Hey Starson17, help!
Quote:
Originally Posted by Starson17
Aren't recipes fun!
It's likely because of the order in which the various stages of the recipe are processed. I've certainly seen this. Once you get to the point where you are building your own pages from the soup (and that's what the multipage does) you don't get the expected behavior.
I believe the keep_only throws away the tags, during the initial page pull, but doesn't apply to the extra pages you are getting with the soup2 = self.index_to_soup(nexturl) step.
I've certainly seen this before. There are lots of solutions, in fact, your recipe already uses one - extract()- to remove a tag.
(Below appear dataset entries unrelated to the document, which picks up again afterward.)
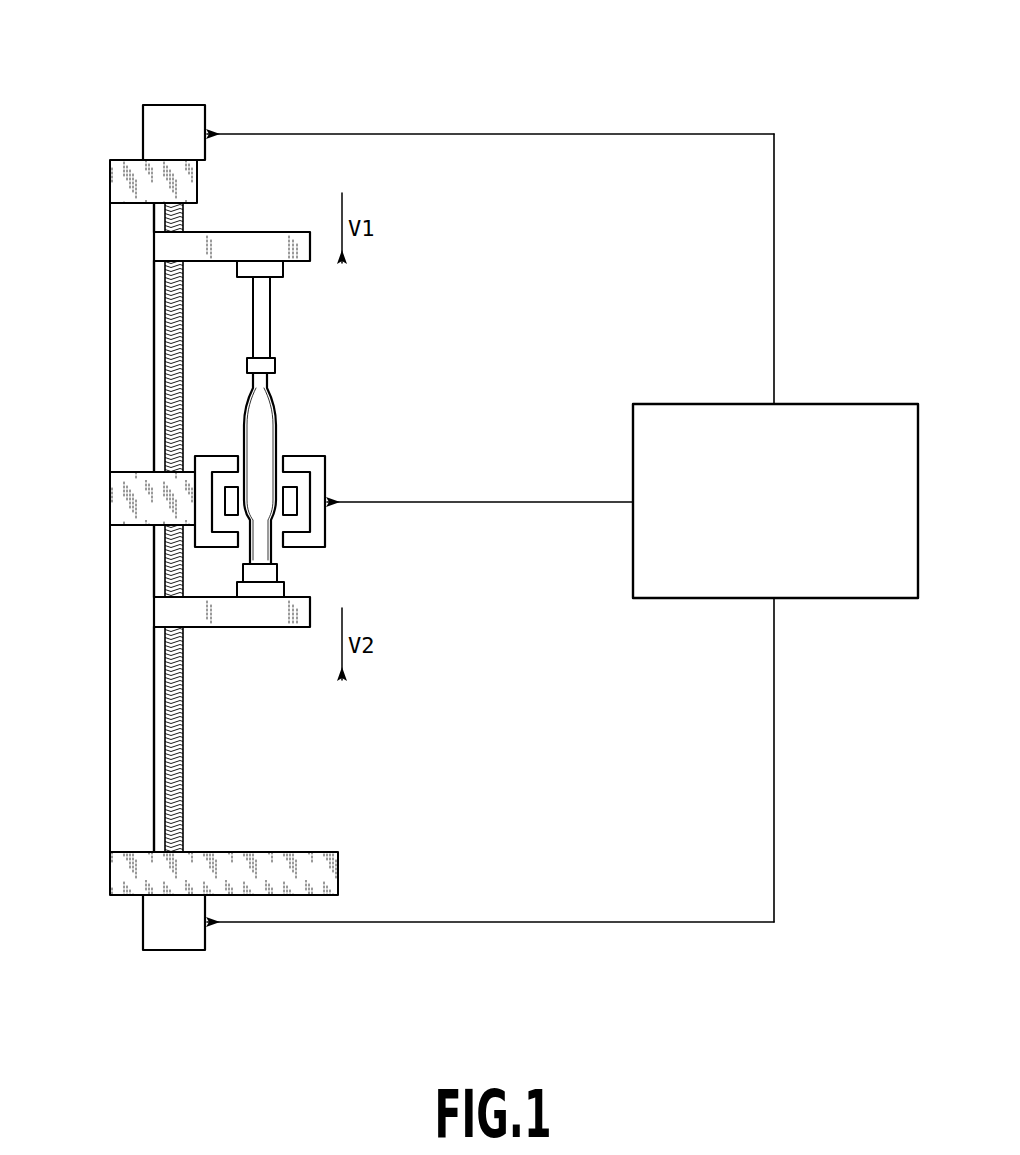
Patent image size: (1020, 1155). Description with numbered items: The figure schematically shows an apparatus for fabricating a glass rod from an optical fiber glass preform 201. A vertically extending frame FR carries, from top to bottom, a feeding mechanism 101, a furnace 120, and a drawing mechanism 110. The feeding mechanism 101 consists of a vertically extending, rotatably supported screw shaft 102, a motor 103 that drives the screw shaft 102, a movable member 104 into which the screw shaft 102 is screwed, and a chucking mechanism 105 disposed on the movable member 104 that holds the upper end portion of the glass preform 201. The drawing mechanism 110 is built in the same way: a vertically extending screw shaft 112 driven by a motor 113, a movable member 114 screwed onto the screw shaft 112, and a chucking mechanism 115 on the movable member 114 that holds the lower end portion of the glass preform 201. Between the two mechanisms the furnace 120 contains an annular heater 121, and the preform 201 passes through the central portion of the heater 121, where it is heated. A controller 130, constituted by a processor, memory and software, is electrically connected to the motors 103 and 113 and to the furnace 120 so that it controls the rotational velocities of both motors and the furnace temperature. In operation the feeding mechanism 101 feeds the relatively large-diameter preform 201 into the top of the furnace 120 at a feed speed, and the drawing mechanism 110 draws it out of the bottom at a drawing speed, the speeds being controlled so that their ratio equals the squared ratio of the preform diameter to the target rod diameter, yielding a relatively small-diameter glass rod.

The feeding mechanism 101 is at (315, 328).
The screw shaft 102 is at (165, 318).
The motor 103 is at (173, 105).
The movable member 104 is at (263, 245).
The chucking mechanism 105 is at (243, 268).
The drawing mechanism 110 is at (315, 762).
The screw shaft 112 is at (165, 750).
The motor 113 is at (173, 950).
The movable member 114 is at (262, 615).
The chucking mechanism 115 is at (281, 590).
The furnace 120 is at (320, 468).
The annular heater 121 is at (290, 507).
The controller 130 is at (862, 404).
The optical fiber glass preform 201 is at (277, 408).
The frame FR is at (121, 625).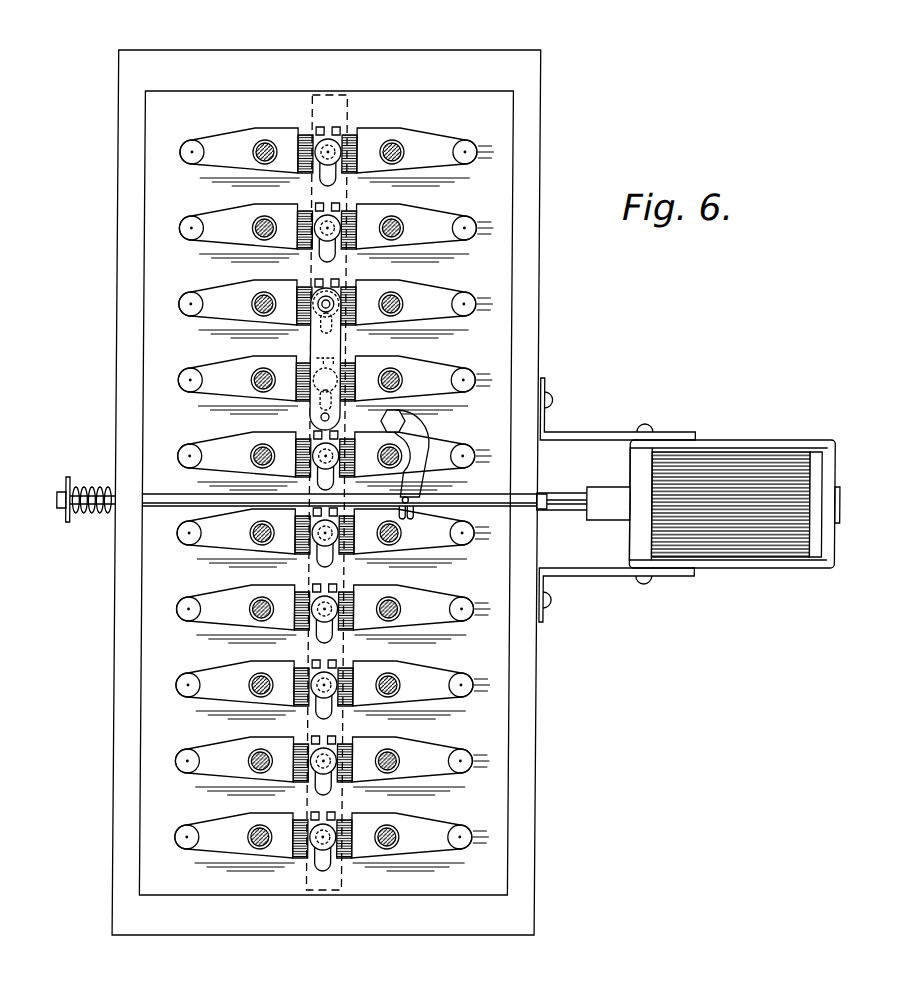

Just find the tags and extract them.
I usually do this at the postprocess_html stage with something like this:
Code:
for tag in soup.findAll('form', dict(attrs={'name':["comments_form"]})):
tag.extract()
for tag in soup.findAll('font', dict(attrs={'id':["cr-other-headlines"]})):
tag.extract()
extract() removes the tag entirely from the original soup, leaving you with two independent soups. In your recipe, you want the extracted tag, but it also works to remove it from the original soup, just like remove_tags.
|
I've been having trouble making this work, adding this to the end of the recipe just breaks it. Can I get a more detailed example, I did read something about first_fetch but not sure how to use it. Is there another recipe I could look at for example?
Code:
def postprocess_html(self, soup):
for tag in soup.findAll('dic', dict(attrs={'class':["article-info clearfix"]})):
tag.extract()
return soup